В квартире Николаша прижился сразу. Вместе с ним там поселился дух базарной безудержной разнузданности. Николаша все мог. Николаша все умел. Николаше все было море по колено. С Николашей было весело. И дефицитную сырокопченую колбасу он приносил домой палками. И дефицитные покрышки от новой, только что выпущенной «Победы» лежали в их коридоре горкой резиновых бубликов. И за общим кухонным столом собирались теперь чуть не каждый вечер. И щербатый Витька, глядя щенячьими глазами, бросался стягивать с Николаши сапоги, как только тот вваливался в дверь. А Клавдия варила щи из нежнейшей шелковой телятины, и костяной ее корсет, казалось, немножко помягчел.
— Ты, Клавдия, когда плату за свет считаешь, ты на семьи-то не раскладывай, — учил ее Николаша. — Ты на людей раскладывай. Вот нас двое всего, а у Витьки пять голов. У них больше нагорает.
— Так нас не двое, трое, — возражала Клавдия.
— Да ты его не считай! — Николаша махал рукой в сторону Костиного дивана. — Что его считать! Ему свет не нужен. И вот еще что. — Николаша доставал из кармана проржавевший безмен. — На складе взял. Ты на рынок его бери, а то они тебе там намеряют, потом концы с концами не сведешь. Пушинка к пушинке, а выйдет перинка!
Николаша выпивал первую после работы рюмку, вскидывался коротким гоготом, тяжело приваливался к Клавдиному плечу. Чудилось, что больше не случится с ними ничего плохого. А то, что есть… Ну, есть и есть. Могло ведь и этого не быть. Не всем же вальсы-бостоны танцевать, фокстроты отплясывать. Бывает, и без музыки люди живут. Тоже неплохо.
— Ты, Клавдия, вот что… Ты того… Решай давай, — бормотал Николаша что-то невнятно, так не похоже на себя, что Клавдия испугалась.
— Что, Николаша? Что решать?
— Ну, насчет нас. Пожениться бы нам надо.
— Да как же… да ведь… — Клавдия беспомощно оглянулась, глазами показала на Костину ширму.
— Вот я и говорю — решай.
Вечером Клавдия сама завела с ним разговор.

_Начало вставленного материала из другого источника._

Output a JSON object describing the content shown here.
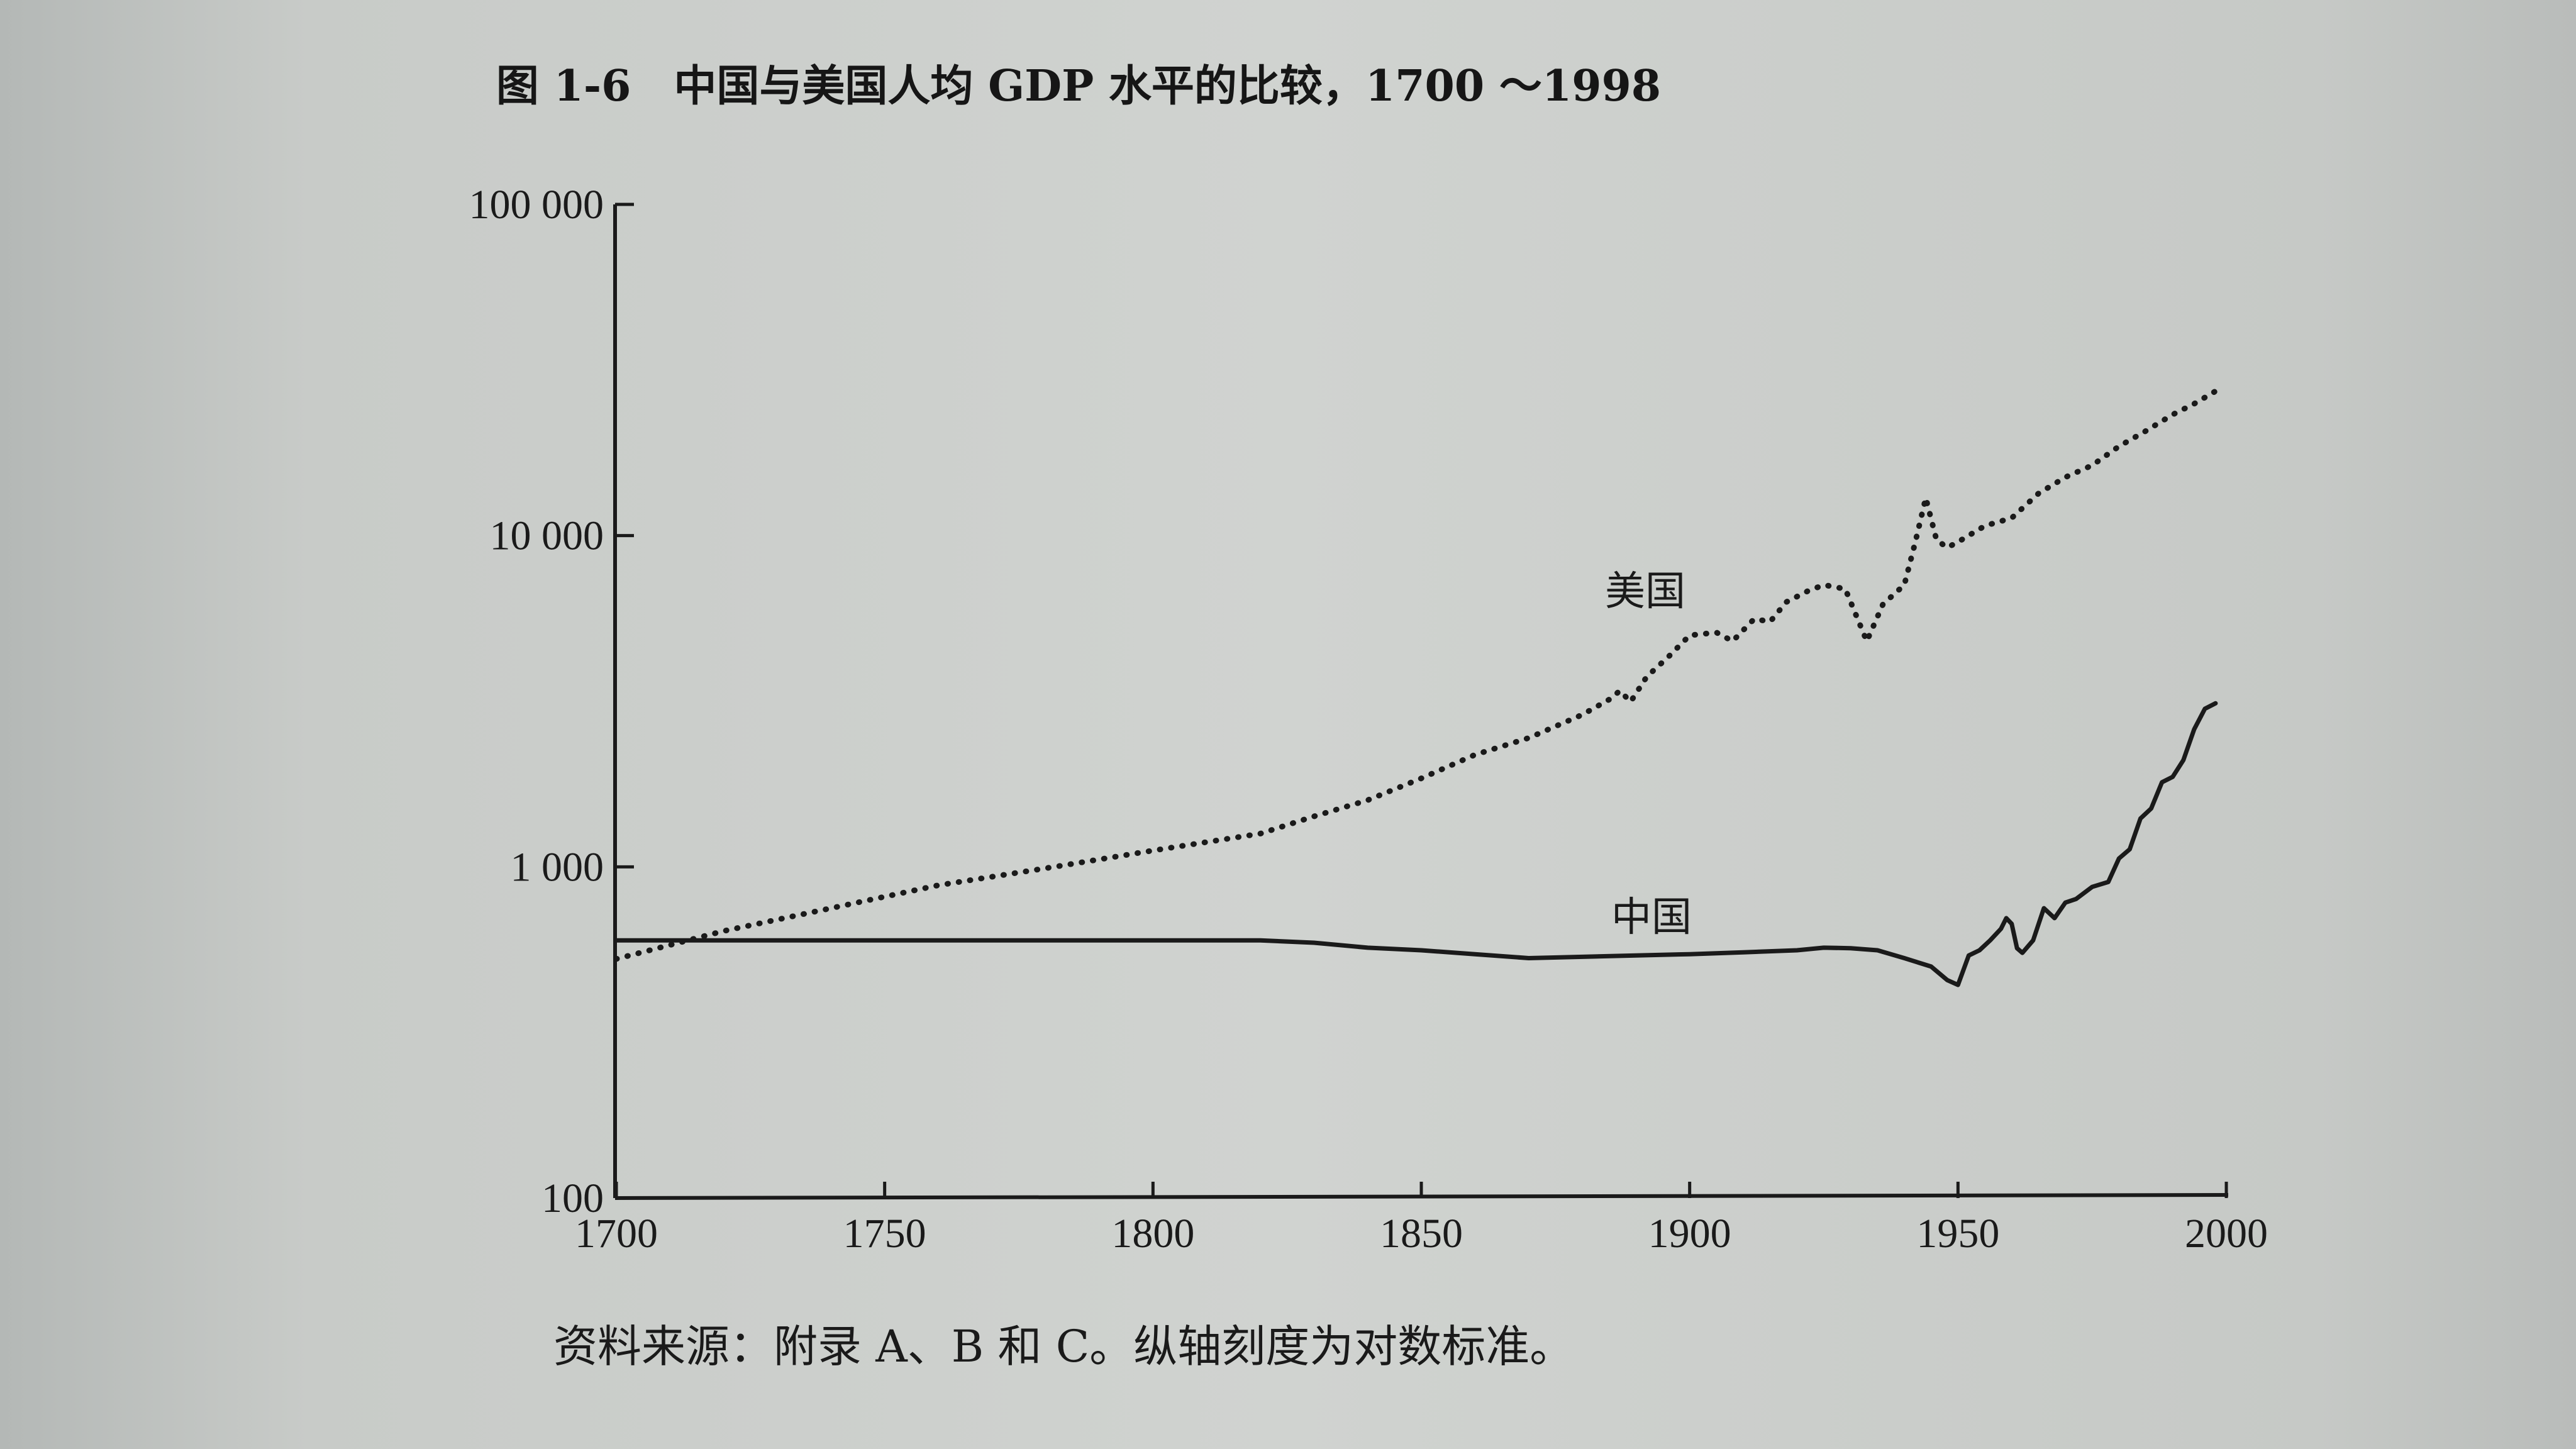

— Мне, Николаша, что, с Костей разводиться?
Николаша замялся, заерзал на стуле, затянулся «беломориной».
— Разводиться… Ну разводись. А жить мы где будем? Ты не подумай, я на твою жилплощадь не претендую. А ребеночек появится, что тогда? У меня, сама знаешь, мать с батей и сестра с пацаном на десяти метрах.

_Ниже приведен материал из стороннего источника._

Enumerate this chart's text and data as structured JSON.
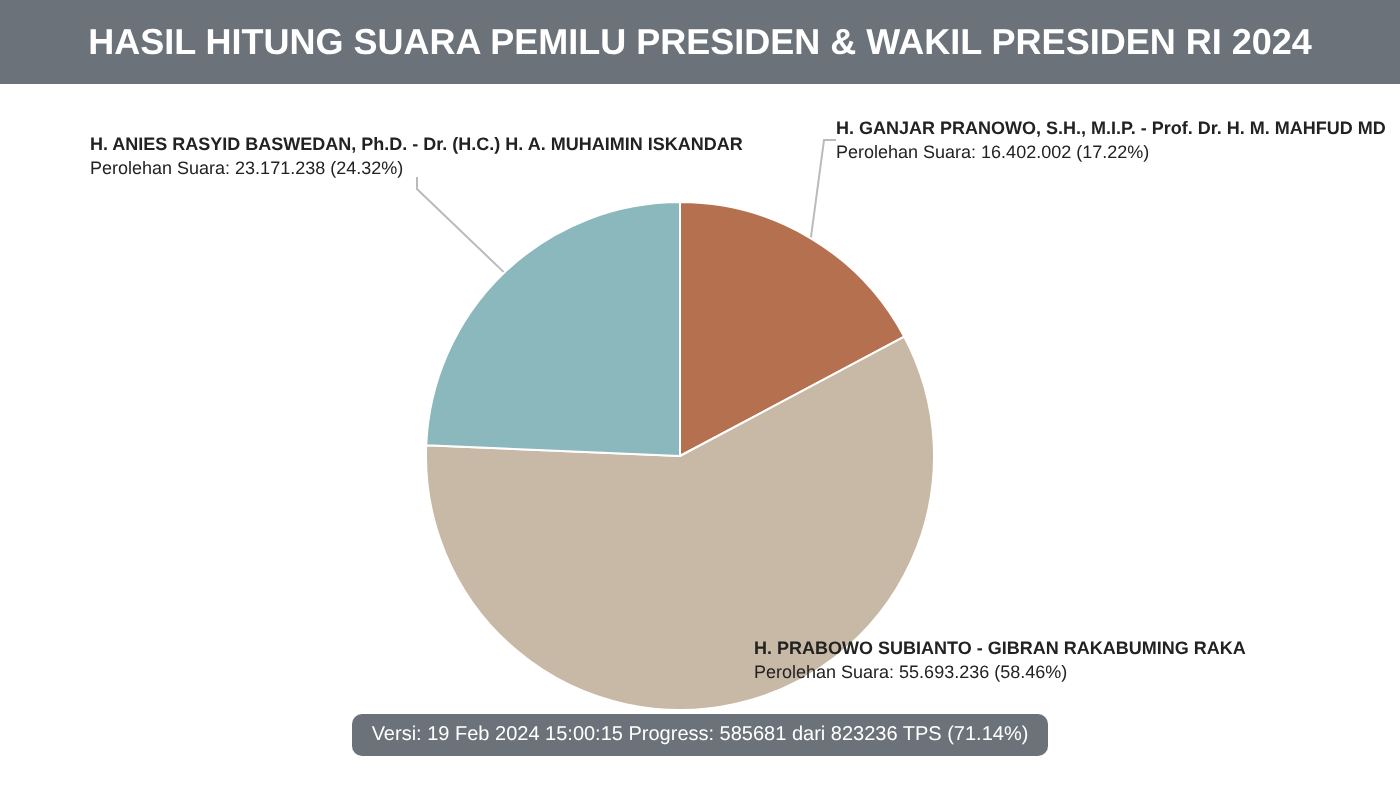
{
  "chart_data": {
    "type": "pie",
    "title": "HASIL HITUNG SUARA PEMILU PRESIDEN & WAKIL PRESIDEN RI 2024",
    "categories": [
      "H. GANJAR PRANOWO, S.H., M.I.P. - Prof. Dr. H. M. MAHFUD MD",
      "H. PRABOWO SUBIANTO - GIBRAN RAKABUMING RAKA",
      "H. ANIES RASYID BASWEDAN, Ph.D. - Dr. (H.C.) H. A. MUHAIMIN ISKANDAR"
    ],
    "values": [
      17.22,
      58.46,
      24.32
    ],
    "colors": [
      "#b5714f",
      "#c8b8a6",
      "#8ab8bd"
    ],
    "value_labels": [
      "Perolehan Suara: 16.402.002 (17.22%)",
      "Perolehan Suara: 55.693.236 (58.46%)",
      "Perolehan Suara: 23.171.238 (24.32%)"
    ],
    "legend": false,
    "annotations": [
      "Versi: 19 Feb 2024 15:00:15 Progress: 585681 dari 823236 TPS (71.14%)"
    ]
  }
}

— Так что же делать, Николаша?
— Думай, Клавдия, думай.
— Я думаю. Может, его в интернат определить? Для инвалидов?
— Интернат! Интернат пять лет надо ждать! А потом, в интернат просто так не берут. За интернат площадь надо сдавать. А откуда она у тебя, площадь? Ты, Клавдия, пойми, он же не человек теперь, ему все равно. А нам жить. Детишек нам надо. И вообще, чтоб все как у людей.

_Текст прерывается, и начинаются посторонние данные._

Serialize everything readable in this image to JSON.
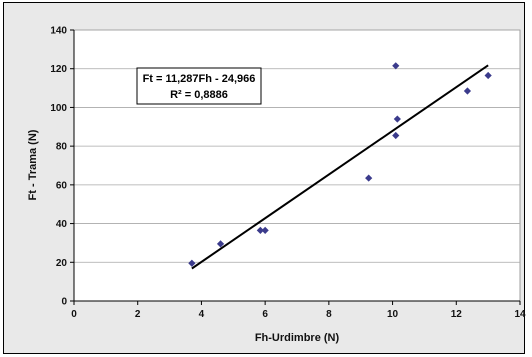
{
  "chart_data": {
    "type": "scatter",
    "title": "",
    "xlabel": "Fh-Urdimbre (N)",
    "ylabel": "Ft - Trama (N)",
    "xlim": [
      0,
      14
    ],
    "ylim": [
      0,
      140
    ],
    "x_ticks": [
      0,
      2,
      4,
      6,
      8,
      10,
      12,
      14
    ],
    "y_ticks": [
      0,
      20,
      40,
      60,
      80,
      100,
      120,
      140
    ],
    "grid": "horizontal",
    "legend": "none",
    "marker_color": "#3b3b8c",
    "series": [
      {
        "points": [
          [
            3.7,
            19.5
          ],
          [
            4.6,
            29.5
          ],
          [
            5.85,
            36.5
          ],
          [
            6.0,
            36.5
          ],
          [
            9.25,
            63.5
          ],
          [
            10.1,
            85.5
          ],
          [
            10.15,
            94.0
          ],
          [
            10.1,
            121.5
          ],
          [
            12.35,
            108.5
          ],
          [
            13.0,
            116.5
          ]
        ]
      }
    ],
    "trendline": {
      "slope": 11.287,
      "intercept": -24.966,
      "x_range": [
        3.7,
        13.0
      ],
      "equation_text": "Ft = 11,287Fh - 24,966",
      "r2_text": "R² = 0,8886"
    }
  }
}
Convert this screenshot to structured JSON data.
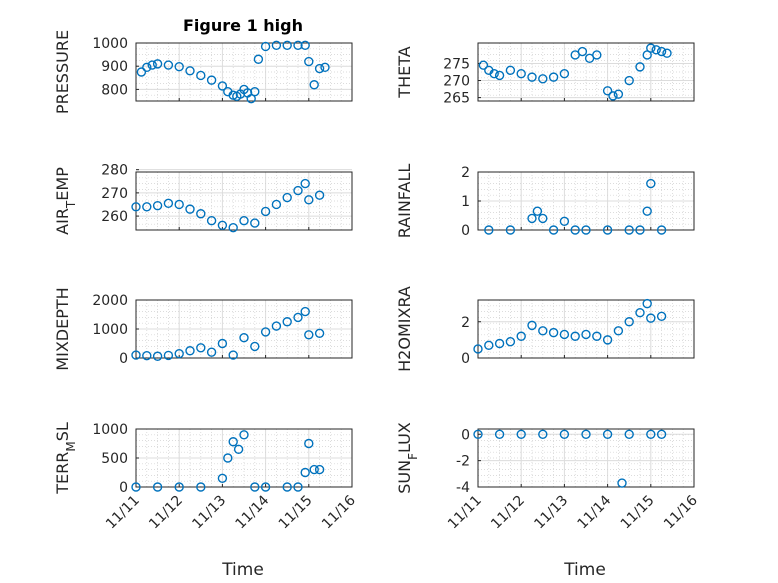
{
  "figure": {
    "title": "Figure 1 high",
    "marker_color": "#0072BD"
  },
  "chart_data": [
    {
      "id": "pressure",
      "type": "scatter",
      "ylabel": "PRESSURE",
      "ylim": [
        750,
        1000
      ],
      "yticks": [
        "1000",
        "900",
        "800"
      ],
      "ytick_values": [
        1000,
        900,
        800
      ],
      "x": [
        "11/11 03:00",
        "11/11 06:00",
        "11/11 09:00",
        "11/11 12:00",
        "11/11 18:00",
        "11/12 00:00",
        "11/12 06:00",
        "11/12 12:00",
        "11/12 18:00",
        "11/13 00:00",
        "11/13 03:00",
        "11/13 06:00",
        "11/13 08:00",
        "11/13 10:00",
        "11/13 12:00",
        "11/13 14:00",
        "11/13 16:00",
        "11/13 18:00",
        "11/13 20:00",
        "11/14 00:00",
        "11/14 06:00",
        "11/14 12:00",
        "11/14 18:00",
        "11/14 22:00",
        "11/15 00:00",
        "11/15 03:00",
        "11/15 06:00",
        "11/15 09:00"
      ],
      "y": [
        875,
        895,
        905,
        910,
        905,
        898,
        880,
        860,
        840,
        815,
        790,
        775,
        770,
        780,
        800,
        785,
        760,
        790,
        930,
        985,
        990,
        990,
        990,
        990,
        920,
        820,
        890,
        895
      ]
    },
    {
      "id": "theta",
      "type": "scatter",
      "ylabel": "THETA",
      "ylim": [
        264,
        281
      ],
      "yticks": [
        "275",
        "270",
        "265"
      ],
      "ytick_values": [
        275,
        270,
        265
      ],
      "x": [
        "11/11 03:00",
        "11/11 06:00",
        "11/11 09:00",
        "11/11 12:00",
        "11/11 18:00",
        "11/12 00:00",
        "11/12 06:00",
        "11/12 12:00",
        "11/12 18:00",
        "11/13 00:00",
        "11/13 06:00",
        "11/13 10:00",
        "11/13 14:00",
        "11/13 18:00",
        "11/14 00:00",
        "11/14 03:00",
        "11/14 06:00",
        "11/14 12:00",
        "11/14 18:00",
        "11/14 22:00",
        "11/15 00:00",
        "11/15 03:00",
        "11/15 06:00",
        "11/15 09:00"
      ],
      "y": [
        274.5,
        273,
        272,
        271.5,
        273,
        272,
        271,
        270.5,
        271,
        272,
        277.5,
        278.5,
        276.5,
        277.5,
        267,
        265.5,
        266,
        270,
        274,
        277.5,
        279.5,
        279,
        278.5,
        278
      ]
    },
    {
      "id": "air_temp",
      "type": "scatter",
      "ylabel": "AIR_TEMP",
      "ylim": [
        254,
        279
      ],
      "yticks": [
        "280",
        "270",
        "260"
      ],
      "ytick_values": [
        280,
        270,
        260
      ],
      "x": [
        "11/11 00:00",
        "11/11 06:00",
        "11/11 12:00",
        "11/11 18:00",
        "11/12 00:00",
        "11/12 06:00",
        "11/12 12:00",
        "11/12 18:00",
        "11/13 00:00",
        "11/13 06:00",
        "11/13 12:00",
        "11/13 18:00",
        "11/14 00:00",
        "11/14 06:00",
        "11/14 12:00",
        "11/14 18:00",
        "11/14 22:00",
        "11/15 00:00",
        "11/15 06:00"
      ],
      "y": [
        264,
        264,
        264.5,
        265.5,
        265,
        263,
        261,
        258,
        256,
        255,
        258,
        257,
        262,
        265,
        268,
        271,
        274,
        267,
        269
      ]
    },
    {
      "id": "rainfall",
      "type": "scatter",
      "ylabel": "RAINFALL",
      "ylim": [
        0,
        2
      ],
      "yticks": [
        "2",
        "1",
        "0"
      ],
      "ytick_values": [
        2,
        1,
        0
      ],
      "x": [
        "11/11 06:00",
        "11/11 18:00",
        "11/12 06:00",
        "11/12 09:00",
        "11/12 12:00",
        "11/12 18:00",
        "11/13 00:00",
        "11/13 06:00",
        "11/13 12:00",
        "11/14 00:00",
        "11/14 12:00",
        "11/14 18:00",
        "11/14 22:00",
        "11/15 00:00",
        "11/15 06:00"
      ],
      "y": [
        0,
        0,
        0.4,
        0.65,
        0.4,
        0,
        0.3,
        0,
        0,
        0,
        0,
        0,
        0.65,
        1.6,
        0
      ]
    },
    {
      "id": "mixdepth",
      "type": "scatter",
      "ylabel": "MIXDEPTH",
      "ylim": [
        0,
        2000
      ],
      "yticks": [
        "2000",
        "1000",
        "0"
      ],
      "ytick_values": [
        2000,
        1000,
        0
      ],
      "x": [
        "11/11 00:00",
        "11/11 06:00",
        "11/11 12:00",
        "11/11 18:00",
        "11/12 00:00",
        "11/12 06:00",
        "11/12 12:00",
        "11/12 18:00",
        "11/13 00:00",
        "11/13 06:00",
        "11/13 12:00",
        "11/13 18:00",
        "11/14 00:00",
        "11/14 06:00",
        "11/14 12:00",
        "11/14 18:00",
        "11/14 22:00",
        "11/15 00:00",
        "11/15 06:00"
      ],
      "y": [
        100,
        80,
        60,
        90,
        150,
        250,
        350,
        200,
        500,
        100,
        700,
        400,
        900,
        1100,
        1250,
        1400,
        1600,
        800,
        850
      ]
    },
    {
      "id": "h2omixra",
      "type": "scatter",
      "ylabel": "H2OMIXRA",
      "ylim": [
        0,
        3.2
      ],
      "yticks": [
        "2",
        "0"
      ],
      "ytick_values": [
        2,
        0
      ],
      "x": [
        "11/11 00:00",
        "11/11 06:00",
        "11/11 12:00",
        "11/11 18:00",
        "11/12 00:00",
        "11/12 06:00",
        "11/12 12:00",
        "11/12 18:00",
        "11/13 00:00",
        "11/13 06:00",
        "11/13 12:00",
        "11/13 18:00",
        "11/14 00:00",
        "11/14 06:00",
        "11/14 12:00",
        "11/14 18:00",
        "11/14 22:00",
        "11/15 00:00",
        "11/15 06:00"
      ],
      "y": [
        0.5,
        0.7,
        0.8,
        0.9,
        1.2,
        1.8,
        1.5,
        1.4,
        1.3,
        1.2,
        1.3,
        1.2,
        1.0,
        1.5,
        2.0,
        2.5,
        3.0,
        2.2,
        2.3
      ]
    },
    {
      "id": "terr_msl",
      "type": "scatter",
      "ylabel": "TERR_MSL",
      "ylim": [
        0,
        1000
      ],
      "yticks": [
        "1000",
        "500",
        "0"
      ],
      "ytick_values": [
        1000,
        500,
        0
      ],
      "x": [
        "11/11 00:00",
        "11/11 12:00",
        "11/12 00:00",
        "11/12 12:00",
        "11/13 00:00",
        "11/13 03:00",
        "11/13 06:00",
        "11/13 09:00",
        "11/13 12:00",
        "11/13 18:00",
        "11/14 00:00",
        "11/14 12:00",
        "11/14 18:00",
        "11/14 22:00",
        "11/15 00:00",
        "11/15 03:00",
        "11/15 06:00"
      ],
      "y": [
        0,
        0,
        0,
        0,
        150,
        500,
        780,
        650,
        900,
        0,
        0,
        0,
        0,
        250,
        750,
        300,
        300
      ]
    },
    {
      "id": "sun_flux",
      "type": "scatter",
      "ylabel": "SUN_FLUX",
      "ylim": [
        -4,
        0.4
      ],
      "yticks": [
        "0",
        "-2",
        "-4"
      ],
      "ytick_values": [
        0,
        -2,
        -4
      ],
      "x": [
        "11/11 00:00",
        "11/11 12:00",
        "11/12 00:00",
        "11/12 12:00",
        "11/13 00:00",
        "11/13 12:00",
        "11/14 00:00",
        "11/14 08:00",
        "11/14 12:00",
        "11/15 00:00",
        "11/15 06:00"
      ],
      "y": [
        0,
        0,
        0,
        0,
        0,
        0,
        0,
        -3.7,
        0,
        0,
        0
      ]
    }
  ],
  "x_axis": {
    "ticks": [
      "11/11",
      "11/12",
      "11/13",
      "11/14",
      "11/15",
      "11/16"
    ],
    "xlabel": "Time",
    "xlim": [
      "11/11",
      "11/16"
    ]
  }
}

В тот день Клавдия на работу не пошла — договорилась с начальницей, чтобы та поставила ее в ночную. Поднялась поздно, когда квартира отсуетилась, опустела, затихла. Вышла на кухню, зажгла конфорки на всех трех плитах, поставила на огонь эмалированное ведро с водой. Когда вода нагрелась, вылила ее в большую цинковую лохань. Подхватив Костю под мышки, потащила его на кухню. Костины ноги, волочась сзади как два аптечных ватных валика, задевали сваленные в коридоре тазы, велосипеды, не успевшие сгореть в буржуйках колченогие стулья. Клавдия опустила Костю в лохань и начала намыливать. Мыла долго, остервенело терла мочалкой, поливала горячей водой из ковшика. Притащив обратно в комнату, уложила на диван, но одеялом укрывать на стала. Подошла к окну, открыла настежь — в февральскую метель. Ветер, залетев в комнату, прошелся по некрашеным половицам, сдунул со стола хлебные крошки, забрался под кружевную салфетку на комоде, закрутил в трубочку край простыни. Клавдия постояла у окна, развернулась и ушла на кухню.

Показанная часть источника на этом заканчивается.